Nationally, as of the fourth quarter of 2013 housing’s share of gross domestic product stood at 15.3%, with the residential construction sector responsible for approximately 3.1 percentage points of that total. Similar Bureau of Economic Analysis data also allows a tracking of state-by-state economic output due to the construction sector – residential and nonresidential. These state-level numbers highlight the role of the construction sector as an engine of local economic growth.
The data in the map above come from 2012, the most recent year reported. Nationwide, construction was responsible for only 3.45% of economic output at that time. However given gains in construction spending in 2013, the construction share has certainly risen over recent months.

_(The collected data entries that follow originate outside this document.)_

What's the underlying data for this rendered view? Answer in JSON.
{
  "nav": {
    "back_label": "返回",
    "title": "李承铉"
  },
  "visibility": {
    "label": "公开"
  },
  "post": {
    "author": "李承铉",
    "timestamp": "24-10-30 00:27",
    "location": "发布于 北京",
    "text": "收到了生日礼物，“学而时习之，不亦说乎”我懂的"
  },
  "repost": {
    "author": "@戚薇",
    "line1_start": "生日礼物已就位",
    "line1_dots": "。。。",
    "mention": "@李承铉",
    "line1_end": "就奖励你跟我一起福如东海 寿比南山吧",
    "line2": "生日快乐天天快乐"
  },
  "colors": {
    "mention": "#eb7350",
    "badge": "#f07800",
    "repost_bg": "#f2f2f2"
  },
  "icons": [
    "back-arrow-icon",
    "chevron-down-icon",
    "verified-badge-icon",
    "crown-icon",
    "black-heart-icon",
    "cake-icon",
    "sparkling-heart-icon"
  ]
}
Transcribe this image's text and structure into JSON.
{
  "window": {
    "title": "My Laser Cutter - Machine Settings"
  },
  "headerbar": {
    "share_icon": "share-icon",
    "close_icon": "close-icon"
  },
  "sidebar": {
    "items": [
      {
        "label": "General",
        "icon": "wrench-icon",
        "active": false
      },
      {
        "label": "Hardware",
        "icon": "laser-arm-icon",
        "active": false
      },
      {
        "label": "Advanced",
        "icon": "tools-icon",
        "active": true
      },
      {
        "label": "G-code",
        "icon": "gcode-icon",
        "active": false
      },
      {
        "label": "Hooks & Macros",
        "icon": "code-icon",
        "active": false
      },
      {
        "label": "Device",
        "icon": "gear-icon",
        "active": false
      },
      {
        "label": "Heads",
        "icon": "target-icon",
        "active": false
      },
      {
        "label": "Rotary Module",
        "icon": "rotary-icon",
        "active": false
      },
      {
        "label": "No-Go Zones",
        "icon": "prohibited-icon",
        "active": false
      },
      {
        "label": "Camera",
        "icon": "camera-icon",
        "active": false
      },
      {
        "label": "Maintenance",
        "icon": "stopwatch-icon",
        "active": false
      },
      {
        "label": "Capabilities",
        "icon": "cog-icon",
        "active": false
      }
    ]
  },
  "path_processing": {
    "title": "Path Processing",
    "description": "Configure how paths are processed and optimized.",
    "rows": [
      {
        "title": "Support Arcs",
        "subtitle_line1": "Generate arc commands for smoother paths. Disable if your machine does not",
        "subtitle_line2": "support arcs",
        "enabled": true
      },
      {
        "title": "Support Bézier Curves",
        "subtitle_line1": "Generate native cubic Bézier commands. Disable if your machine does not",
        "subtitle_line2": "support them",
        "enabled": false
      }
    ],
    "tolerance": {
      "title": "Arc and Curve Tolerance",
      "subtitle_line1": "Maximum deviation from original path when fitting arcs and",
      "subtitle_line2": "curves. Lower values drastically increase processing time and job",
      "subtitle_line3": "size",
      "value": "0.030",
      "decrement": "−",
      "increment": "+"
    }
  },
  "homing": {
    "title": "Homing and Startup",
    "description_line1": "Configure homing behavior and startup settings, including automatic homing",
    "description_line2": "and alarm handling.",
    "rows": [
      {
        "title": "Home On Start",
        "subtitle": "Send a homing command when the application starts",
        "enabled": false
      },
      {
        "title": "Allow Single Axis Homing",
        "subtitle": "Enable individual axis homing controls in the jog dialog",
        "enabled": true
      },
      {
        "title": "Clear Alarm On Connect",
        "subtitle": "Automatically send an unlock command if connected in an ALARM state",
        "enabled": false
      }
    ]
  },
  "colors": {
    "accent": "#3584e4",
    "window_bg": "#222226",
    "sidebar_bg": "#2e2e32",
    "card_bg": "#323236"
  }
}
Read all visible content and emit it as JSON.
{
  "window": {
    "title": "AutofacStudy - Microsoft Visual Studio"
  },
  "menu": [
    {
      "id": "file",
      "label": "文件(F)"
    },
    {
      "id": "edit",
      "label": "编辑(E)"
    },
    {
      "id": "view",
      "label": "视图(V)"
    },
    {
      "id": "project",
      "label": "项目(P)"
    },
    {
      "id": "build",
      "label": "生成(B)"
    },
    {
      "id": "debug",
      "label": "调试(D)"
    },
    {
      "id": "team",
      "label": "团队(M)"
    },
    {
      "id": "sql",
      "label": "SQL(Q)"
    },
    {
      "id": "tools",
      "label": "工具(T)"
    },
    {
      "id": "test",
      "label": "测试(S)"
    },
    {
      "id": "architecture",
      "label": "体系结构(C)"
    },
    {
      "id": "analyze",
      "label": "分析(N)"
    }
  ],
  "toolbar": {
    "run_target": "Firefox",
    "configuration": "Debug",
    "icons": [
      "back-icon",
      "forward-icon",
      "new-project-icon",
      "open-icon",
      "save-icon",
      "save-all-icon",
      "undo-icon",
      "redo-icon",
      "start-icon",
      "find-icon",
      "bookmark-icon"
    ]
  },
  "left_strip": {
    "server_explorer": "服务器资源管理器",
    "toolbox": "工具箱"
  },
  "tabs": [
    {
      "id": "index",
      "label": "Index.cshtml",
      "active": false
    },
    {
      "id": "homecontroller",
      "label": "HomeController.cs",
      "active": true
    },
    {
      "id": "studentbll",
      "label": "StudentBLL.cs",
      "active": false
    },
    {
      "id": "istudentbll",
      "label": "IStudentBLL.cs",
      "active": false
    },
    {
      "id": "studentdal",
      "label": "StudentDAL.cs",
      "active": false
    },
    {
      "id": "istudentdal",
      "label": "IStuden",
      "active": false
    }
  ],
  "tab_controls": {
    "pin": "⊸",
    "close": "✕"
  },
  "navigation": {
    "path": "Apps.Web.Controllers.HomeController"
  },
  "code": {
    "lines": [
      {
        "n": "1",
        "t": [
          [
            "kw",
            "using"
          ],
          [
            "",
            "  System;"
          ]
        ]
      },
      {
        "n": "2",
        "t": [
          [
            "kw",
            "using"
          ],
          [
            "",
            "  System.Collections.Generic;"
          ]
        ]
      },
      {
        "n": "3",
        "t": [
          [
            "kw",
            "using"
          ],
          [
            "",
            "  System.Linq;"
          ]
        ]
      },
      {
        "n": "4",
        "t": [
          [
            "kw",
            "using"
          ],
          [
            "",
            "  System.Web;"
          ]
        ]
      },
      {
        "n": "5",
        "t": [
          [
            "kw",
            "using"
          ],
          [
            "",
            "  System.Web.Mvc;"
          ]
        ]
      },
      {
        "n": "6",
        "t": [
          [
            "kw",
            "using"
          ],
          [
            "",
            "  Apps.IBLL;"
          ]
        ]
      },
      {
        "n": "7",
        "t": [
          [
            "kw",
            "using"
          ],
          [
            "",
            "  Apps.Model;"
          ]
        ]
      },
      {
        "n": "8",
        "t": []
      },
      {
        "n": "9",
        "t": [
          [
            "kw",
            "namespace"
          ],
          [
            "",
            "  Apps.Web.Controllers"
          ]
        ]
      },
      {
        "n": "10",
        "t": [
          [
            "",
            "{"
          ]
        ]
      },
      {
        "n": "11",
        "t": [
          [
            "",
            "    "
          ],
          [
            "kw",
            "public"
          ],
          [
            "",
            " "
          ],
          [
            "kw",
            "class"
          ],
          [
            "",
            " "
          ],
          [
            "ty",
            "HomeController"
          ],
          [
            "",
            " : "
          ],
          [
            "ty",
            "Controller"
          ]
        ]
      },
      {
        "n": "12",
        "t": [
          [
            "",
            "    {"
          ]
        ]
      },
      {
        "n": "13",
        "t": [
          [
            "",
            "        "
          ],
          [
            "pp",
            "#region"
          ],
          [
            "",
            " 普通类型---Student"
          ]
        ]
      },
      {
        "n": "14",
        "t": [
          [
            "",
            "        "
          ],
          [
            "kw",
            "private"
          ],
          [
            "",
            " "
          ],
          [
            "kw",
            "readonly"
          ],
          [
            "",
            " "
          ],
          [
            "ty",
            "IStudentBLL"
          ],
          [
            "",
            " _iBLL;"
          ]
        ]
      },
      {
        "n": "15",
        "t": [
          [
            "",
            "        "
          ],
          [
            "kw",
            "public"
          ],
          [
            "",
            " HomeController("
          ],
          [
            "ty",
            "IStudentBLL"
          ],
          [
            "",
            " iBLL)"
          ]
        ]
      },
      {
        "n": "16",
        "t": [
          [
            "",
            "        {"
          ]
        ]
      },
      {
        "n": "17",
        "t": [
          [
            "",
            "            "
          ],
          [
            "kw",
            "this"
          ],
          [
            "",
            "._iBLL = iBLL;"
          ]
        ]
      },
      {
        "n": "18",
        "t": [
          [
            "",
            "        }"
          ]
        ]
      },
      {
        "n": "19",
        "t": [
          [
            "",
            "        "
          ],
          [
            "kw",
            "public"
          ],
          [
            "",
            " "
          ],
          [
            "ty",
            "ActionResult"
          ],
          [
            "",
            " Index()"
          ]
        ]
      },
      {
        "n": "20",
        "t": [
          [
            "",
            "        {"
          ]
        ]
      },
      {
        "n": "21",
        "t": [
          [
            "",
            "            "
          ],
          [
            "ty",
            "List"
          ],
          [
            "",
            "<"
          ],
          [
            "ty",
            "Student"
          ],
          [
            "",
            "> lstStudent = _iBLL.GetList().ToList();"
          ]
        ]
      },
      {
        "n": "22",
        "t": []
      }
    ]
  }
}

In 2012, the state with the highest construction share of gross state product (GSP) was Hawaii, where 5.27% of state output was due to construction. Other top states include North Dakota (5.15%), Mississippi (5.08%), Wyoming (5.08%), and Montana (5.05%).
The data also enable estimating the change in construction sector state product from 2011 to 2012, a period when the housing recovery began to take hold. The second map charts the percent change in the share of construction in terms of GSP.
States where the construction share rose the most as a percentage of the state’s economy include many states with growing natural resource and energy sectors: North Dakota (14% growth in share), West Virginia (13%), Alaska (6%), Kansas (6%), and Wyoming (5%).
When released, the 2013 data will provide a better sense of the impact the ongoing recovery in residential construction is playing in various local economies. The national numbers confirm that construction’s role in expanding economic activity grew during 2013, as the pace of residential construction spending increased more than 18% from the end of 2012 to the end of 2013.